Rather than have a 5” board on one side of the room and a full board on the other, it will look better to have a 2 ½” board on either side of the room. Therefore, plan the row of planks along each side wall to be 2 ½” wide. If the laminate is tongue and groove, remove the tongue side from the first row and the groove side from the last row.
This step does not apply as strictly to laminate finishes simulating wood, but even then, it doesn’t hurt to employ it for a balanced appearance. When cutting planks from the first and last rows, leave room for the expansion spacers you can get from the laminate flooring dealer, and remove the spacers before replacing the molding.
Step 3: Start on the left side of the room from the most common entry point to the room. Complete the step above if you want to balance the width of the first and last planks.
If you’re not balancing the first and last rows, then trim the tongue from each plank that will be installed against the wall. Complete the entire length of the left wall by joining the short ends of the planks. The gap created by the spacers is needed for expansion that comes with higher humidity, and the gap will be covered by the shoe molding once the floor is installed.

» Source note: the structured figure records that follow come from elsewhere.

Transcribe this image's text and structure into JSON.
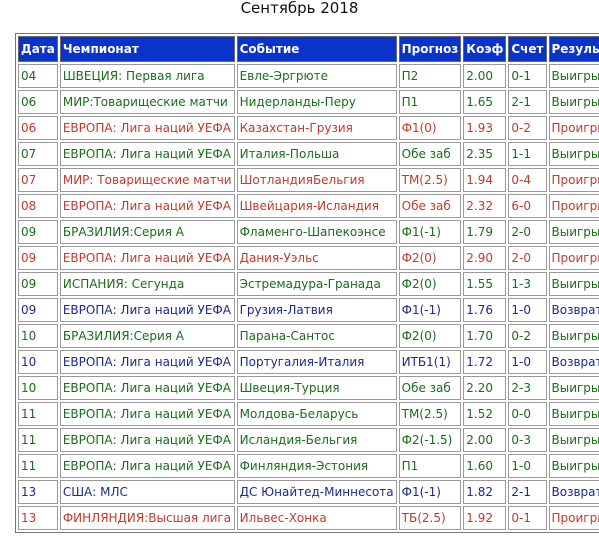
{
  "title": "Сентябрь 2018",
  "headers": {
    "date": "Дата",
    "league": "Чемпионат",
    "event": "Событие",
    "forecast": "Прогноз",
    "odds": "Коэф",
    "score": "Счет",
    "result": "Результат"
  },
  "colors": {
    "header_bg": "#0a33cc",
    "win": "#1a6d1a",
    "lose": "#c23a2c",
    "return": "#1c2a8a"
  },
  "rows": [
    {
      "date": "04",
      "league": "ШВЕЦИЯ: Первая лига",
      "event": "Евле-Эргрюте",
      "forecast": "П2",
      "odds": "2.00",
      "score": "0-1",
      "result": "Выигрыш",
      "status": "win"
    },
    {
      "date": "06",
      "league": "МИР:Товарищеские матчи",
      "event": "Нидерланды-Перу",
      "forecast": "П1",
      "odds": "1.65",
      "score": "2-1",
      "result": "Выигрыш",
      "status": "win"
    },
    {
      "date": "06",
      "league": "ЕВРОПА: Лига наций УЕФА",
      "event": "Казахстан-Грузия",
      "forecast": "Ф1(0)",
      "odds": "1.93",
      "score": "0-2",
      "result": "Проигрыш",
      "status": "lose"
    },
    {
      "date": "07",
      "league": "ЕВРОПА: Лига наций УЕФА",
      "event": "Италия-Польша",
      "forecast": "Обе заб",
      "odds": "2.35",
      "score": "1-1",
      "result": "Выигрыш",
      "status": "win"
    },
    {
      "date": "07",
      "league": "МИР: Товарищеские матчи",
      "event": "ШотландияБельгия",
      "forecast": "ТМ(2.5)",
      "odds": "1.94",
      "score": "0-4",
      "result": "Проигрыш",
      "status": "lose"
    },
    {
      "date": "08",
      "league": "ЕВРОПА: Лига наций УЕФА",
      "event": "Швейцария-Исландия",
      "forecast": "Обе заб",
      "odds": "2.32",
      "score": "6-0",
      "result": "Проигрыш",
      "status": "lose"
    },
    {
      "date": "09",
      "league": "БРАЗИЛИЯ:Серия А",
      "event": "Фламенго-Шапекоэнсе",
      "forecast": "Ф1(-1)",
      "odds": "1.79",
      "score": "2-0",
      "result": "Выигрыш",
      "status": "win"
    },
    {
      "date": "09",
      "league": "ЕВРОПА: Лига наций УЕФА",
      "event": "Дания-Уэльс",
      "forecast": "Ф2(0)",
      "odds": "2.90",
      "score": "2-0",
      "result": "Проигрыш",
      "status": "lose"
    },
    {
      "date": "09",
      "league": "ИСПАНИЯ: Сегунда",
      "event": "Эстремадура-Гранада",
      "forecast": "Ф2(0)",
      "odds": "1.55",
      "score": "1-3",
      "result": "Выигрыш",
      "status": "win"
    },
    {
      "date": "09",
      "league": "ЕВРОПА: Лига наций УЕФА",
      "event": "Грузия-Латвия",
      "forecast": "Ф1(-1)",
      "odds": "1.76",
      "score": "1-0",
      "result": "Возврат",
      "status": "return"
    },
    {
      "date": "10",
      "league": "БРАЗИЛИЯ:Серия А",
      "event": "Парана-Сантос",
      "forecast": "Ф2(0)",
      "odds": "1.70",
      "score": "0-2",
      "result": "Выигрыш",
      "status": "win"
    },
    {
      "date": "10",
      "league": "ЕВРОПА: Лига наций УЕФА",
      "event": "Португалия-Италия",
      "forecast": "ИТБ1(1)",
      "odds": "1.72",
      "score": "1-0",
      "result": "Возврат",
      "status": "return"
    },
    {
      "date": "10",
      "league": "ЕВРОПА: Лига наций УЕФА",
      "event": "Швеция-Турция",
      "forecast": "Обе заб",
      "odds": "2.20",
      "score": "2-3",
      "result": "Выигрыш",
      "status": "win"
    },
    {
      "date": "11",
      "league": "ЕВРОПА: Лига наций УЕФА",
      "event": "Молдова-Беларусь",
      "forecast": "ТМ(2.5)",
      "odds": "1.52",
      "score": "0-0",
      "result": "Выигрыш",
      "status": "win"
    },
    {
      "date": "11",
      "league": "ЕВРОПА: Лига наций УЕФА",
      "event": "Исландия-Бельгия",
      "forecast": "Ф2(-1.5)",
      "odds": "2.00",
      "score": "0-3",
      "result": "Выигрыш",
      "status": "win"
    },
    {
      "date": "11",
      "league": "ЕВРОПА: Лига наций УЕФА",
      "event": "Финляндия-Эстония",
      "forecast": "П1",
      "odds": "1.60",
      "score": "1-0",
      "result": "Выигрыш",
      "status": "win"
    },
    {
      "date": "13",
      "league": "США: МЛС",
      "event": "ДС Юнайтед-Миннесота",
      "forecast": "Ф1(-1)",
      "odds": "1.82",
      "score": "2-1",
      "result": "Возврат",
      "status": "return"
    },
    {
      "date": "13",
      "league": "ФИНЛЯНДИЯ:Высшая лига",
      "event": "Ильвес-Хонка",
      "forecast": "ТБ(2.5)",
      "odds": "1.92",
      "score": "0-1",
      "result": "Проигрыш",
      "status": "lose"
    }
  ]
}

Note: When you install shoe molding after the job is completed, be sure not to nail it to that it is tight to the laminate. This will prevent expansion and might cause the floor to buckle. It should sit 1/32” above the laminate.
Step 4: As you approach the end of the first row, measure the length the last piece needs to be and trim the piece to fit before installing it.
Step 5: For the start of the second row, cut a piece the same length as the last piece of the first row in order to stagger the end butts. Begin the second row at the same end of the room you started the first row. For subsequent rows, choose varying lengths for the first piece in order to achieve a more random look. Connect each piece with the one next to it by placing the tongue in the groove and pushing them together. Use the tapping bar to secure a tight fit.
Step 6: For trimming around floor vents, make your measures and pre-cut the boards before installation. A jigsaw is a helpful for making cuts to go around all types of obstacles.
Step 7: Continue with this technique until all rows have been installed. Use a pull bar to pull the pieces in the last row into the second to last piece for tight, secure connection. The pull bar is a handy tool whenever you can’t use the tapping bar.
Note on gluing laminate flooring: Laminate is designed to be a floating floor type. Some installers glue the pieces with waterproof glue to keep moisture from spills and cleaning from seeping into the flooring and causing swelling, cupping and separation. The most common areas for flooring to be glued is in bathrooms near the shower or tub, in a mud room where wet shoes are common and near entryways from the outside.
We recommend that you talk with your retailer about this technique or read the installation information that comes with your flooring before you employ it. You might also be able to find information on the manufacturer’s website. In some cases, nailing down or gluing laminate will void the manufacturer’s warranty, and it certainly makes replacing a damaged plank much more difficult.
Typically, cutting laminate flooring is the trickiest part of the installation, read our dedicated post for the best way to cut laminate flooring.
Finishing the Job
Once all the flooring is down, make sure that all the joints are secure. Then, reinstall the baseboard molding and other trim pieces.